There are no hidden enigmas, and next to no questions about what J.S. Bach actually put on paper. The essence of the Goldberg Variations is right there in front of you. So much is there, but so much is not, creating all kinds of loopholes. Bach asks that every passage be played twice. Was he serious? The answer can make the difference between 40 and 80 minutes in duration. Given the variety of instruments that play it - most anything with a keyboard, plus classical guitar, string trio, and, most curiously of all, prepared piano - the sound of the piece can vary radically from one performance to the next. How much does that matter? How well does the piece survive from one instrument to the next? 
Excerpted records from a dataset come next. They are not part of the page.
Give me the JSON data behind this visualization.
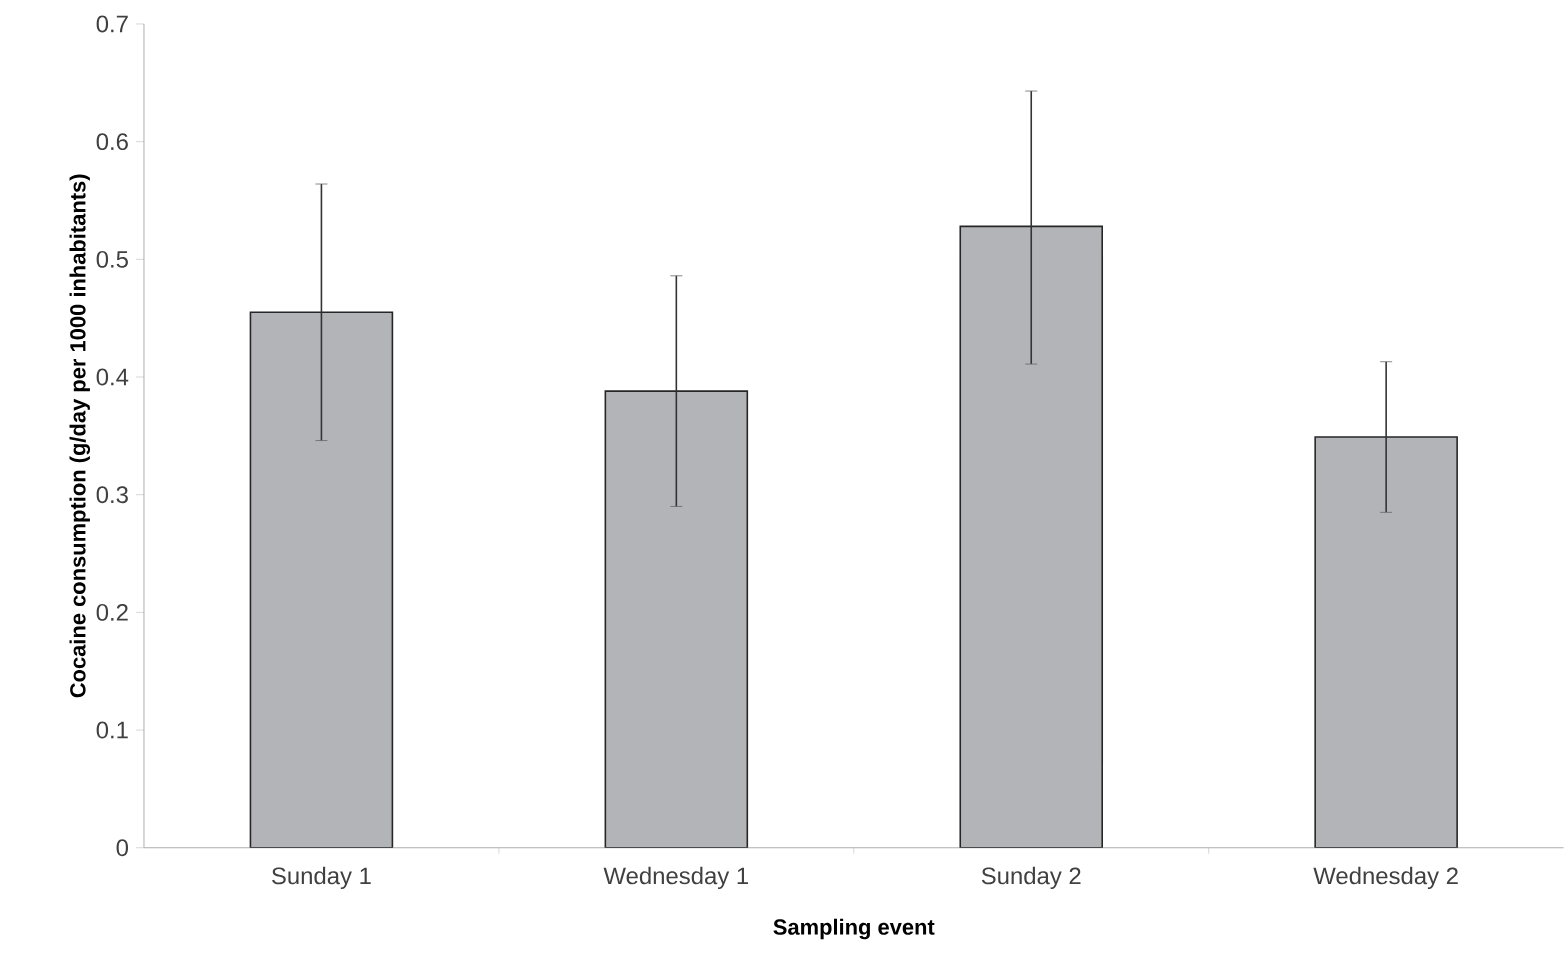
{
  "chart_data": {
    "type": "bar",
    "xlabel": "Sampling event",
    "ylabel": "Cocaine consumption (g/day per 1000 inhabitants)",
    "categories": [
      "Sunday 1",
      "Wednesday 1",
      "Sunday 2",
      "Wednesday 2"
    ],
    "values": [
      0.455,
      0.388,
      0.528,
      0.349
    ],
    "errors": [
      [
        0.346,
        0.564
      ],
      [
        0.29,
        0.486
      ],
      [
        0.411,
        0.643
      ],
      [
        0.285,
        0.413
      ]
    ],
    "color": "#b3b4b7",
    "ylim": [
      0,
      0.7
    ],
    "yticks": [
      {
        "value": 0,
        "label": "0"
      },
      0.1,
      0.2,
      0.3,
      0.4,
      0.5,
      0.6,
      0.7
    ],
    "grid": false
  }
}
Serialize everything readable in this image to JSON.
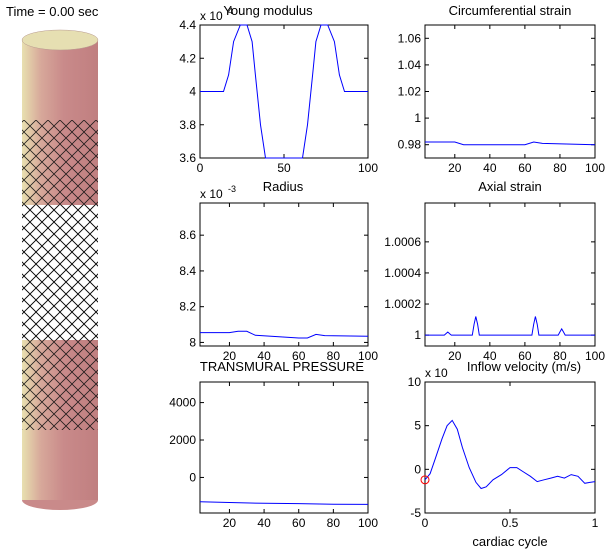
{
  "time_label": "Time = 0.00 sec",
  "colors": {
    "line": "#0000ff",
    "marker": "#ff0000",
    "vessel": "#c98a8a",
    "vessel_light": "#e8e0b0"
  },
  "chart_data": [
    {
      "type": "line",
      "title": "Young modulus",
      "exponent_label": "x 10",
      "exponent_power": "4",
      "xlim": [
        0,
        100
      ],
      "ylim": [
        3.6,
        4.4
      ],
      "xticks": [
        "0",
        "50",
        "100"
      ],
      "xtick_values": [
        0,
        50,
        100
      ],
      "yticks": [
        "3.6",
        "3.8",
        "4",
        "4.2",
        "4.4"
      ],
      "ytick_values": [
        3.6,
        3.8,
        4.0,
        4.2,
        4.4
      ],
      "series": [
        {
          "x": [
            0,
            14,
            17,
            20,
            24,
            28,
            31,
            33,
            36,
            39,
            61,
            64,
            67,
            69,
            72,
            76,
            80,
            83,
            86,
            100
          ],
          "y": [
            4.0,
            4.0,
            4.1,
            4.3,
            4.45,
            4.45,
            4.3,
            4.1,
            3.8,
            3.55,
            3.55,
            3.8,
            4.1,
            4.3,
            4.45,
            4.45,
            4.3,
            4.1,
            4.0,
            4.0
          ]
        }
      ]
    },
    {
      "type": "line",
      "title": "Circumferential strain",
      "xlim": [
        3,
        100
      ],
      "ylim": [
        0.97,
        1.07
      ],
      "xticks": [
        "20",
        "40",
        "60",
        "80",
        "100"
      ],
      "xtick_values": [
        20,
        40,
        60,
        80,
        100
      ],
      "yticks": [
        "0.98",
        "1",
        "1.02",
        "1.04",
        "1.06"
      ],
      "ytick_values": [
        0.98,
        1.0,
        1.02,
        1.04,
        1.06
      ],
      "series": [
        {
          "x": [
            3,
            20,
            25,
            30,
            60,
            65,
            70,
            100
          ],
          "y": [
            0.982,
            0.982,
            0.98,
            0.98,
            0.98,
            0.982,
            0.981,
            0.98
          ]
        }
      ]
    },
    {
      "type": "line",
      "title": "Radius",
      "exponent_label": "x 10",
      "exponent_power": "-3",
      "xlim": [
        3,
        100
      ],
      "ylim": [
        7.98,
        8.78
      ],
      "xticks": [
        "20",
        "40",
        "60",
        "80",
        "100"
      ],
      "xtick_values": [
        20,
        40,
        60,
        80,
        100
      ],
      "yticks": [
        "8",
        "8.2",
        "8.4",
        "8.6"
      ],
      "ytick_values": [
        8.0,
        8.2,
        8.4,
        8.6
      ],
      "series": [
        {
          "x": [
            3,
            20,
            25,
            30,
            35,
            60,
            65,
            70,
            75,
            100
          ],
          "y": [
            8.055,
            8.055,
            8.062,
            8.062,
            8.04,
            8.025,
            8.025,
            8.045,
            8.038,
            8.035
          ]
        }
      ]
    },
    {
      "type": "line",
      "title": "Axial strain",
      "xlim": [
        3,
        100
      ],
      "ylim": [
        0.99993,
        1.00085
      ],
      "xticks": [
        "20",
        "40",
        "60",
        "80",
        "100"
      ],
      "xtick_values": [
        20,
        40,
        60,
        80,
        100
      ],
      "yticks": [
        "1",
        "1.0002",
        "1.0004",
        "1.0006"
      ],
      "ytick_values": [
        1.0,
        1.0002,
        1.0004,
        1.0006
      ],
      "series": [
        {
          "x": [
            3,
            14,
            15,
            16,
            17,
            18,
            30,
            31,
            32,
            33,
            34,
            64,
            65,
            66,
            67,
            68,
            79,
            80,
            81,
            82,
            83,
            100
          ],
          "y": [
            1.0,
            1.0,
            1.00001,
            1.00002,
            1.00001,
            1.0,
            1.0,
            1.00007,
            1.00012,
            1.00007,
            1.0,
            1.0,
            1.00007,
            1.00012,
            1.00007,
            1.0,
            1.0,
            1.00002,
            1.00004,
            1.00002,
            1.0,
            1.0
          ]
        }
      ]
    },
    {
      "type": "line",
      "title": "TRANSMURAL PRESSURE",
      "xlim": [
        3,
        100
      ],
      "ylim": [
        -1900,
        5100
      ],
      "xticks": [
        "20",
        "40",
        "60",
        "80",
        "100"
      ],
      "xtick_values": [
        20,
        40,
        60,
        80,
        100
      ],
      "yticks": [
        "0",
        "2000",
        "4000"
      ],
      "ytick_values": [
        0,
        2000,
        4000
      ],
      "series": [
        {
          "x": [
            3,
            20,
            40,
            60,
            80,
            100
          ],
          "y": [
            -1300,
            -1340,
            -1380,
            -1400,
            -1430,
            -1440
          ]
        }
      ]
    },
    {
      "type": "line",
      "title": "Inflow velocity (m/s)",
      "exponent_label": "x 10",
      "exponent_power": "",
      "xlabel": "cardiac cycle",
      "xlim": [
        0,
        1
      ],
      "ylim": [
        -5,
        10
      ],
      "xticks": [
        "0",
        "0.5",
        "1"
      ],
      "xtick_values": [
        0,
        0.5,
        1
      ],
      "yticks": [
        "-5",
        "0",
        "5",
        "10"
      ],
      "ytick_values": [
        -5,
        0,
        5,
        10
      ],
      "series": [
        {
          "x": [
            0,
            0.03,
            0.06,
            0.1,
            0.13,
            0.16,
            0.19,
            0.22,
            0.26,
            0.3,
            0.33,
            0.36,
            0.4,
            0.45,
            0.5,
            0.54,
            0.58,
            0.62,
            0.66,
            0.7,
            0.74,
            0.78,
            0.82,
            0.86,
            0.9,
            0.94,
            0.97,
            1.0
          ],
          "y": [
            -1.2,
            -0.5,
            1.2,
            3.5,
            5.0,
            5.6,
            4.6,
            2.5,
            0.2,
            -1.5,
            -2.2,
            -2.0,
            -1.2,
            -0.6,
            0.2,
            0.2,
            -0.3,
            -0.8,
            -1.4,
            -1.2,
            -1.0,
            -0.8,
            -1.0,
            -0.6,
            -0.8,
            -1.6,
            -1.5,
            -1.4
          ]
        }
      ],
      "marker": {
        "x": 0,
        "y": -1.2
      }
    }
  ]
}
It's getting much love these days - with high-profile recordings on piano by Lang Lang (Deutsche Grammophon) and Pavel Kolesnikov (Hyperion), plus a new version on harp by Parker Ramsay (King's College Cambridge) - and of course each performance speaks differently. Lang Lang treats it almost like a thoughtfully-colored Impressionistic painting. The unabashedly pianistic Igor Levit creates a grand, full-sonority edifice. Kolesnikov's restrained palette and music-box rhythm gives the opening passage a once-upon-a-time quality, in a performance that seems to be whispering in your ear, and in moments of more playful counterpoint, tickling it. Simone Dinnerstein has cornered the market for introspection in Bach: Her Goldberg recording creates parallels between late Bach and late Schubert. Rosalyn Tureck gives the Goldberg Variations the solemnity of religious ritual - second only to the St. Matthew Passion. The only way to kill the Goldberg Variations is through radical improvisation, along the lines of Dan Tepfer's take on the Sunnyside label. First, he shoves Bach into the back seat … and then out the door.